A non-embarrassing emotional release

“We experience all kinds of emotions all day long and we often have a need to explore or express these feelings,” explains Georgina. “Crying is a natural way for our bodies to release our pent up feelings and to calm ourselves down, yet we don’t always feel comfortable to shed tears when we need to. We might feel that our tears are inappropriate, or embarrassing, or a sign of weakness. This is often based on messages that we absorbed when we were growing up, or the expectations of society around us. So this can lead us to find a private moment when we feel that we can connect with our emotions and allow our tears to flow,” she says.

A place free from distractions

“When we are in the shower, it’s an opportunity to step away from the distractions of everyday life. In a world where we are connected 24/7, and ‘on show’ much of the time, a shower might be one of the few places where we are truly just with ourselves. This sense of privacy and connection can help us to feel comfortable to connect with our emotions,” says Georgina.

A place to release tension

“It is possible to see an exponential effect of hot showers and crying to release the tension in the body and mind, return the body to a state of greater relaxation, and foster the chemicals that help feel connected and lift mood,” explains Dr Johnston. “After this experience, a person may be in a better, relaxed state, possibly ready for sleep. Or additionally, a quick shot of cold water following the crying moments may help invigorate the body, ready to get on with the day,” she says.

Can a shower cry help?

While crying is associated with feelings of sadness, it can actually offer up benefits that can make us feel better.

It reduces cortisol

“Tears themselves can act like a detox of too much stress hormone (cortisol) or additional toxins. With the release of cortisol out of the body’s system, crying is linked to activating the parasympathetic nervous system (or the relaxation response), which is the opposite of the fight or flight response, and therefore a natural antidote to a heightened tension state,” says Dr Johnston.

It releases endorphins

Crying “releases natural endorphins which can both elevate mood or act as natural pain killers, as well as lead to a greater sense of relaxation (or maybe sleepiness) following a good cry,” explains says Dr Johnston.

It stimulates the vagus nerve

“Crying is linked to activating the parasympathetic nervous system, or the relaxation response, (mentioned above), and therefore a natural antidote to a heightened tension state,” says says Dr Johnston.

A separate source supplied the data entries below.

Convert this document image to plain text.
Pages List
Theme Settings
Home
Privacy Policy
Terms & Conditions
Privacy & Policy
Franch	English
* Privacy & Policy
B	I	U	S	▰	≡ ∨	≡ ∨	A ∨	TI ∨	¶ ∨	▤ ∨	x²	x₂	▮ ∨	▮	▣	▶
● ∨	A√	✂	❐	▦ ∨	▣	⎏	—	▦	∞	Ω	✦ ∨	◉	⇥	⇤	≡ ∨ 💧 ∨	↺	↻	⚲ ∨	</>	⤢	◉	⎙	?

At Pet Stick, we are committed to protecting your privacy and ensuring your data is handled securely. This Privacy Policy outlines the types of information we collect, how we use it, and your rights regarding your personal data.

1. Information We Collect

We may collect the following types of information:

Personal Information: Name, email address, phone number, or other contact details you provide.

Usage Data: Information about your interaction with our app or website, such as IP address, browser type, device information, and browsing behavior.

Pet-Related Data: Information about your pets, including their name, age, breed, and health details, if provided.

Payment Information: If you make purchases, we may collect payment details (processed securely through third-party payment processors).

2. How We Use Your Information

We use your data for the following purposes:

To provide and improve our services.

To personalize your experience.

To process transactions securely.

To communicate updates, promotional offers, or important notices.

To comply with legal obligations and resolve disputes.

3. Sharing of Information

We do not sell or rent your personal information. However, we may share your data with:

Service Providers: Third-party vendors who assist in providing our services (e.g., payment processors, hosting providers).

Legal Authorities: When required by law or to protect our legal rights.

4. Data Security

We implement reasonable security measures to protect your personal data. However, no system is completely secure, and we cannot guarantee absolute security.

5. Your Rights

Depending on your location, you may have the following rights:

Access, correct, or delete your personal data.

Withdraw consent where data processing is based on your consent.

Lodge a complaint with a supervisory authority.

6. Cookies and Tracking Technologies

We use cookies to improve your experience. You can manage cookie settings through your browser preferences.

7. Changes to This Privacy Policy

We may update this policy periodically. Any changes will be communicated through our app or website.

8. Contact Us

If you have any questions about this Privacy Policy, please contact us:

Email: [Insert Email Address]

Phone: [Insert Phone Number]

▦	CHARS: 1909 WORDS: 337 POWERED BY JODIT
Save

How can a shower boost mood?

Water has long been hailed for its therapeutic effect but the benefits can differ depending on the shower temperature, says Dr Johnston.

Hot shower benefits

Hot showers can help with muscle relaxation and alleviate muscle pain or tension; they can release oxytocin (a chemical for feeling better) and – particularly for hot showers – they can allow your body to cool after to a temperature conducive for sleep, letting you wind down easier, according to Dr Johnston.

Cold shower benefits

Cold showers can release dopamine, stimulating a boost of energy and attentional focus, leaving a feel-good effect. They can also release endorphins to improve mood, improve circulation and increase heart rate, reducing fatigue and inflammation – and they can help build physical and psychological resilience, Dr Johnston says.